Going back to her roots and creating clothes that women will love wearing, Karan showed a slew of dresses – belted in the front, loose and flowing at the back – that will flatter every imaginable body type.

The dresses, and a selection of high-waisted tulip skirts, were constructed in light fabrics – like crepe, linen, gauze, silk and even suede – that floated, barely grazing the models’ bodies.

Karan pumped up the volume further with details including oversized sashes that wrapped the midsection and jacket sleeves that blossomed into full leg o’ muttons.

Karan’s palette made the stark white used by so many other designers look wimpy.

Teak brown, inky blue, indigo, golden yellow and red livened up a base of black, as did graffiti and abstract graphic prints.

Ralph Lauren, who also previewed his new collection yesterday, failed to generate the same level of excitement.

We thought the collection Lauren described as being “inspired by cool, bohemian glamour and rustic joie de vivre ” looked anything but.
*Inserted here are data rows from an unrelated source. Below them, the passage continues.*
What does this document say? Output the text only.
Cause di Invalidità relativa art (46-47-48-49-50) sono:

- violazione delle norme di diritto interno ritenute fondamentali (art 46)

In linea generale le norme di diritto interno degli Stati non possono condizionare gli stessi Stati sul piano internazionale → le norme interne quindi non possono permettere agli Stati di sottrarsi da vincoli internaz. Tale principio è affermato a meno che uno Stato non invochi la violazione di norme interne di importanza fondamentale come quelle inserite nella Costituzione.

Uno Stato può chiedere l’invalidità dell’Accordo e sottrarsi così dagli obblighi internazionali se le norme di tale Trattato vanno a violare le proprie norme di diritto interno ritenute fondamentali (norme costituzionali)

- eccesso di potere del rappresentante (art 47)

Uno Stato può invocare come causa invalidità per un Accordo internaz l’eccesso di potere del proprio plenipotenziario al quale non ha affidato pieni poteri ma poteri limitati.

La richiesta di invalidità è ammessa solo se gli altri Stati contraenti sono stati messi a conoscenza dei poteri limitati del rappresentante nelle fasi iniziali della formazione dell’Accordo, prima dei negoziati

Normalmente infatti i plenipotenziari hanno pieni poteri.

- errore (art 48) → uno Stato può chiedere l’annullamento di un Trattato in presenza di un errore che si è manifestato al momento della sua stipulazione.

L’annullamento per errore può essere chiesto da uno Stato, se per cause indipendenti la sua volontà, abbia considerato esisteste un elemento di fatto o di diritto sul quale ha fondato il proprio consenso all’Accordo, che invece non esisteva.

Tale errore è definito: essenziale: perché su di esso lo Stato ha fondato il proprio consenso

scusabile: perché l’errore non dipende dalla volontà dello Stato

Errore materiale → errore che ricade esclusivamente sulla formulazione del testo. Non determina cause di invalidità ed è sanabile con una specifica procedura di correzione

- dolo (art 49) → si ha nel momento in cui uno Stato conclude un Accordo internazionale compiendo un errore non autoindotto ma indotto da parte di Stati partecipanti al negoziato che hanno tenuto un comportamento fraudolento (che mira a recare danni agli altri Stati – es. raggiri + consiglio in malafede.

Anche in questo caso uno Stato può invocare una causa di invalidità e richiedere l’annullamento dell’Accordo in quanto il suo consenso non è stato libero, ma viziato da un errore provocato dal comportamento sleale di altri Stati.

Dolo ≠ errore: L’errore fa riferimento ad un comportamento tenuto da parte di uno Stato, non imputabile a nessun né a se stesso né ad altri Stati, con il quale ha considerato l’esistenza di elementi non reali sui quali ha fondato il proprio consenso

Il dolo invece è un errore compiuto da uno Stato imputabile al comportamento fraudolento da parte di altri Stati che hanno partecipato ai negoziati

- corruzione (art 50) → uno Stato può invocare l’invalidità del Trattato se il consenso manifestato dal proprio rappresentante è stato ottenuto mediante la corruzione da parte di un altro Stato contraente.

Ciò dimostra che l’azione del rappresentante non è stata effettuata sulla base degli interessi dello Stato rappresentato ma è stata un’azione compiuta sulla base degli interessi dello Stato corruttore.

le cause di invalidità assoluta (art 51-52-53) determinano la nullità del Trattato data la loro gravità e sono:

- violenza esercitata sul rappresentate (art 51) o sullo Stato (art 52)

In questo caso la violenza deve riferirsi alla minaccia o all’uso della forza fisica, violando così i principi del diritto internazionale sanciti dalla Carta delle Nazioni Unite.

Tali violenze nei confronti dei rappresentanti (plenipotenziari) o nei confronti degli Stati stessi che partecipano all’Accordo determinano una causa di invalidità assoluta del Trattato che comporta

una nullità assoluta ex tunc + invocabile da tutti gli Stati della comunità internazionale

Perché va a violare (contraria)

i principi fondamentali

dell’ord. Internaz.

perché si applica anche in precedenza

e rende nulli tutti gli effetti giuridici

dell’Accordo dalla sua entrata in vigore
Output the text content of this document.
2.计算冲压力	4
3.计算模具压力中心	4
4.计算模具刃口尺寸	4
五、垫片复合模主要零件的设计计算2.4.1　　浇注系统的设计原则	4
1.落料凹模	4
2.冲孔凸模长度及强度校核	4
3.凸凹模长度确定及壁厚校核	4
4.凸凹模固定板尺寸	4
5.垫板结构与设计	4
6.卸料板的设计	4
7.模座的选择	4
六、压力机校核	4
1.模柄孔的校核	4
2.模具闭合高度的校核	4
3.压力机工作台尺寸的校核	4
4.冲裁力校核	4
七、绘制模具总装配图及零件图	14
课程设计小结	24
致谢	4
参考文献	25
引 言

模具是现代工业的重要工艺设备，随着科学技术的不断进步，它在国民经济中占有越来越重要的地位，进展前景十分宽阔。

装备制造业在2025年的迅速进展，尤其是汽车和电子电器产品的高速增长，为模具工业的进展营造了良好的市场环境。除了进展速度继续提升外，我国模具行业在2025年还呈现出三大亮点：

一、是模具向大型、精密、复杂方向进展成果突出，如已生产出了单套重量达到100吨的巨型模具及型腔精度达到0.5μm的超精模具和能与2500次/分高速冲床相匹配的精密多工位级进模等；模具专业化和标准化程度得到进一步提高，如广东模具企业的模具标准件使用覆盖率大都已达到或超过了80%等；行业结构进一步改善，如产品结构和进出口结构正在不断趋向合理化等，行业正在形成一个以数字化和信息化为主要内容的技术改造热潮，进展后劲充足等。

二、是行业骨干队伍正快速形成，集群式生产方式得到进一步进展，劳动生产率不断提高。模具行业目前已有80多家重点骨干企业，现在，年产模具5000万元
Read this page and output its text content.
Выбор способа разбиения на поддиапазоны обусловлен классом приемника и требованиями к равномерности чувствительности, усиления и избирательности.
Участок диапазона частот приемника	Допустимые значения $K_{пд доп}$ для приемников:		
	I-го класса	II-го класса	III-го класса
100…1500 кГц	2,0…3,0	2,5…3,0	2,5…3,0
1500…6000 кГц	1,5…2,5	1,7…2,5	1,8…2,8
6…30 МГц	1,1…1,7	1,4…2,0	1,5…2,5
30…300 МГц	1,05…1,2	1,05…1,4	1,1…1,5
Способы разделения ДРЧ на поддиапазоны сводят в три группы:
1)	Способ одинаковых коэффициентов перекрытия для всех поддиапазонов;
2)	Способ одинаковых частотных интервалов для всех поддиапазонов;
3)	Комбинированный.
Prairie skirts, gold-embroidered military tailcoats and blue and white broadcloth stripe dresses looked old.

And worse, deadly boring.

But the collection previewed by Texan designer Lela Rose oozed the kind of breezy, understated glamour we used to associate with Lauren.

Rose, who earned international name recognition when she dressed the Bush twins for their father’s first inauguration, has consistently become more sophisticated with each collection she unveils.

Yesterday, using quirky fabric combinations – like burlap-wrapped gobstopper-sized pearls that coated a bolero jacket and bleached lace that was jet printed onto the hem or neckline of linen dresses – she managed to straddle that very fine line between clothes that are both fun and feminine.